Non funziona più, non tanto e non solo il Campo largo, ma anche gli slogan, gli stereotipi di una sinistra che è vecchia e non ce la fa, proprio non ce la fa a fiutare il cambiamento, perché schiava dei tic di una nevrosi cronica.  Il primo: l’uso strumentale dell’azione penale per colpire l’avversario.

Il secondo: l’am bientalismo ideologico che vede, per esempio, una sciagura nel Ponte sullo Stretto. Il terzo: un rigurgito statalista, a cui, in verità, non è immune una parte della destra, che vagheggia la sanità pubblica, la scuola pubblica, e adesso anche l’industria pubblica, e pretende, per esempio, di salvare l’Ilva scaricandola sullo Stato imprenditore. Il quarto: l’idea che la piazza e i suoi slogan siano ancora una suggestiva alternativa al Palazzo, e basti perciò contarsi in due milioni per sentirsi di più dei cinquattotto milioni che restano a casa.

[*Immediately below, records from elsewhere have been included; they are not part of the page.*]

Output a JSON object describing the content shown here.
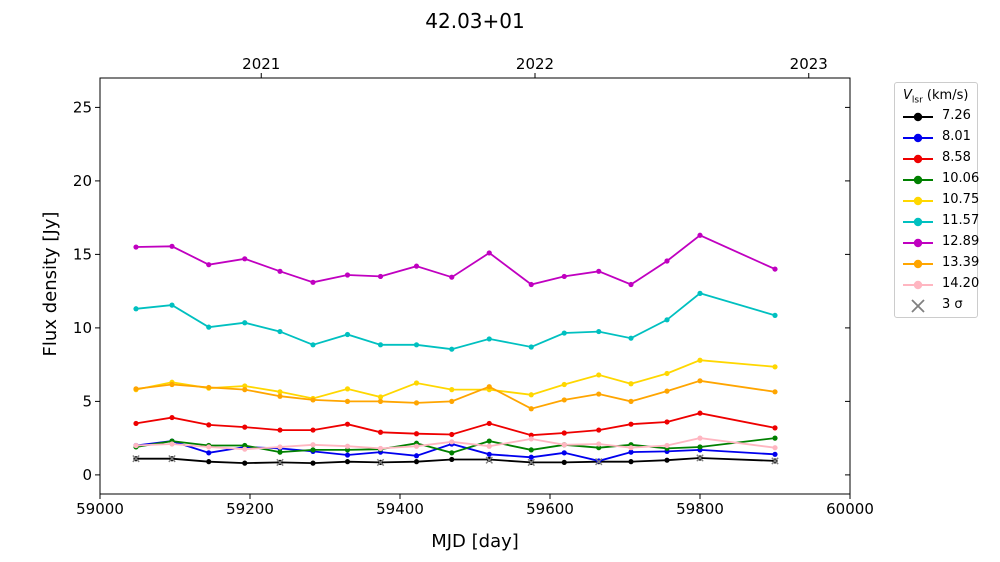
{
  "chart_data": {
    "type": "line",
    "title": "42.03+01",
    "xlabel": "MJD [day]",
    "ylabel": "Flux density [Jy]",
    "xlim": [
      59000,
      60000
    ],
    "ylim": [
      -1.3,
      27
    ],
    "xticks": [
      59000,
      59200,
      59400,
      59600,
      59800,
      60000
    ],
    "yticks": [
      0,
      5,
      10,
      15,
      20,
      25
    ],
    "top_axis": {
      "ticks": [
        {
          "label": "2021",
          "mjd": 59215
        },
        {
          "label": "2022",
          "mjd": 59580
        },
        {
          "label": "2023",
          "mjd": 59945
        }
      ]
    },
    "grid": false,
    "legend_position": "outside-right",
    "legend_title_main": "V",
    "legend_title_sub": "lsr",
    "legend_title_unit": " (km/s)",
    "x": [
      59048,
      59096,
      59145,
      59193,
      59240,
      59284,
      59330,
      59374,
      59422,
      59469,
      59519,
      59575,
      59619,
      59665,
      59708,
      59756,
      59800,
      59900
    ],
    "series": [
      {
        "name": "7.26",
        "color": "#000000",
        "values": [
          1.1,
          1.1,
          0.9,
          0.8,
          0.85,
          0.8,
          0.9,
          0.85,
          0.9,
          1.05,
          1.05,
          0.85,
          0.85,
          0.9,
          0.9,
          1.0,
          1.15,
          0.95
        ]
      },
      {
        "name": "8.01",
        "color": "#0000ee",
        "values": [
          2.0,
          2.3,
          1.5,
          1.9,
          1.8,
          1.6,
          1.35,
          1.55,
          1.3,
          2.1,
          1.4,
          1.2,
          1.5,
          0.95,
          1.55,
          1.6,
          1.7,
          1.4
        ]
      },
      {
        "name": "8.58",
        "color": "#ee0000",
        "values": [
          3.5,
          3.9,
          3.4,
          3.25,
          3.05,
          3.05,
          3.45,
          2.9,
          2.8,
          2.75,
          3.5,
          2.7,
          2.85,
          3.05,
          3.45,
          3.6,
          4.2,
          3.2
        ]
      },
      {
        "name": "10.06",
        "color": "#008000",
        "values": [
          1.9,
          2.3,
          2.0,
          2.0,
          1.55,
          1.7,
          1.7,
          1.75,
          2.15,
          1.5,
          2.3,
          1.7,
          2.05,
          1.85,
          2.05,
          1.8,
          1.9,
          2.5
        ]
      },
      {
        "name": "10.75",
        "color": "#ffd700",
        "values": [
          5.8,
          6.3,
          5.9,
          6.05,
          5.65,
          5.2,
          5.85,
          5.3,
          6.25,
          5.8,
          5.8,
          5.45,
          6.15,
          6.8,
          6.2,
          6.9,
          7.8,
          7.35
        ]
      },
      {
        "name": "11.57",
        "color": "#00c0c0",
        "values": [
          11.3,
          11.55,
          10.05,
          10.35,
          9.75,
          8.85,
          9.55,
          8.85,
          8.85,
          8.55,
          9.25,
          8.7,
          9.65,
          9.75,
          9.3,
          10.55,
          12.35,
          10.85
        ]
      },
      {
        "name": "12.89",
        "color": "#c000c0",
        "values": [
          15.5,
          15.55,
          14.3,
          14.7,
          13.85,
          13.1,
          13.6,
          13.5,
          14.2,
          13.45,
          15.1,
          12.95,
          13.5,
          13.85,
          12.95,
          14.55,
          16.3,
          14.0
        ]
      },
      {
        "name": "13.39",
        "color": "#ffa500",
        "values": [
          5.85,
          6.15,
          5.95,
          5.8,
          5.35,
          5.1,
          5.0,
          5.0,
          4.9,
          5.0,
          6.0,
          4.5,
          5.1,
          5.5,
          5.0,
          5.7,
          6.4,
          5.65
        ]
      },
      {
        "name": "14.20",
        "color": "#ffb6c1",
        "values": [
          2.0,
          2.1,
          1.9,
          1.75,
          1.9,
          2.05,
          1.95,
          1.8,
          1.95,
          2.25,
          1.95,
          2.45,
          2.05,
          2.1,
          1.85,
          2.0,
          2.5,
          1.85
        ]
      }
    ],
    "upper_limit_label": "3 σ",
    "upper_limits": [
      {
        "x": 59048,
        "y": 1.1
      },
      {
        "x": 59096,
        "y": 1.1
      },
      {
        "x": 59240,
        "y": 0.85
      },
      {
        "x": 59374,
        "y": 0.85
      },
      {
        "x": 59519,
        "y": 1.0
      },
      {
        "x": 59575,
        "y": 0.85
      },
      {
        "x": 59665,
        "y": 0.9
      },
      {
        "x": 59800,
        "y": 1.15
      },
      {
        "x": 59900,
        "y": 0.95
      }
    ]
  }
}
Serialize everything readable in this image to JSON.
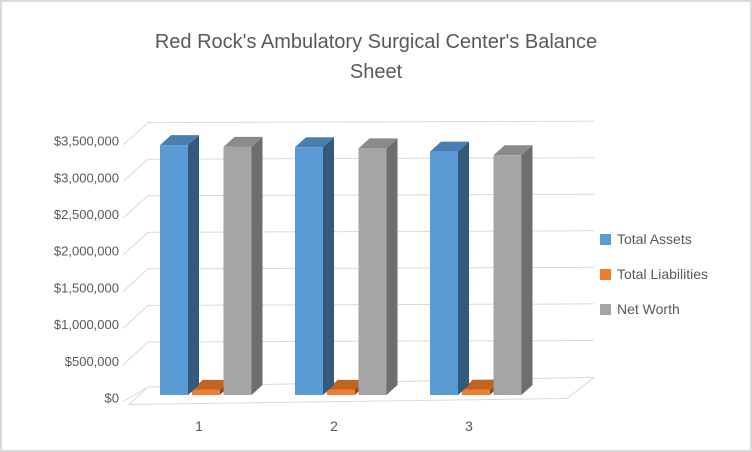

Tridico, per molti calabresi, era calabrese allo stesso modo con cui Sinner è percepito italiano da molti italiani. Le gaffe che ha sciorinato in campagna elettorale hanno aumentato il senso di estraneità che la sua candidatura suscitava. E tuttavia era il più aggregante candidato di un’alleanza che si proponesse di tenere insieme la sinistra. Perché i Cinquestelle l’avrebbero votato, diversamente da come hanno fatto con i candidati del Pd.

E perché anche il Pd lo avrebbe sostenuto, in quanto fautore di politiche sociali e del lavoro consacrate nel referendum della Cgil contro il Jobs act. Il fatto è che questa sintesi soddisfa i due partiti e scontenta la società, che ormai sta altrove, perché per campare e crescere ha capito che deve fare a meno di vecchia politica.

Il riflesso nazionale di questa stagione elettorale, parziale ma non insignificante, è che la destra vince e prolunga la sua luna di miele con l’elettorato perché, al netto di tutte le contraddizioni, gli estremismi, le strumentalizzazioni di cui fa larghissimo uso, si dimostra più concreta, più flessibile, meno ideologica. A Roma come a Catanzaro. È difficile che Elly Schlein capisca la lezione. Più probabile che insista a testa bassa su questa linea, puntando a prendersi la guida di Campania, Puglia e Toscana, per illudersi che un pareggio di tre e tre con il Veneto a destra – basterebbe a legittimarla per la sfida delle elezioni politiche.

Elly Schlein

E tuttavia la sua, prima che una scelta, è un’identità. La segretaria del Pd esprime una leadership che non ha, per contiguità con il populismo pentastellato, e per inadeguatezza strategica, alcuna possibilità di gestire autorevolmente nessuno dei dossier che i tempi mettono nelle mani di chi governa un Paese come il nostro, tanto nella politica estera, quanto nelle policy interne.

Chi si immagina un’alternativa – ogni riferimento alla sindaca di Genova Silvia Salis è puramente esplicito, farebbe bene a ricordare che Renzi, prima di approdare a Palazzo Chigi, girò in lungo e in largo l’Italia da sindaco di Firenze, predicando la rottamazione di D’Alema e dei dalemiani. A restare sottocoperta si rischia di fare la fine dei miglioristi durante la lunga stagione comunista. Sveglia!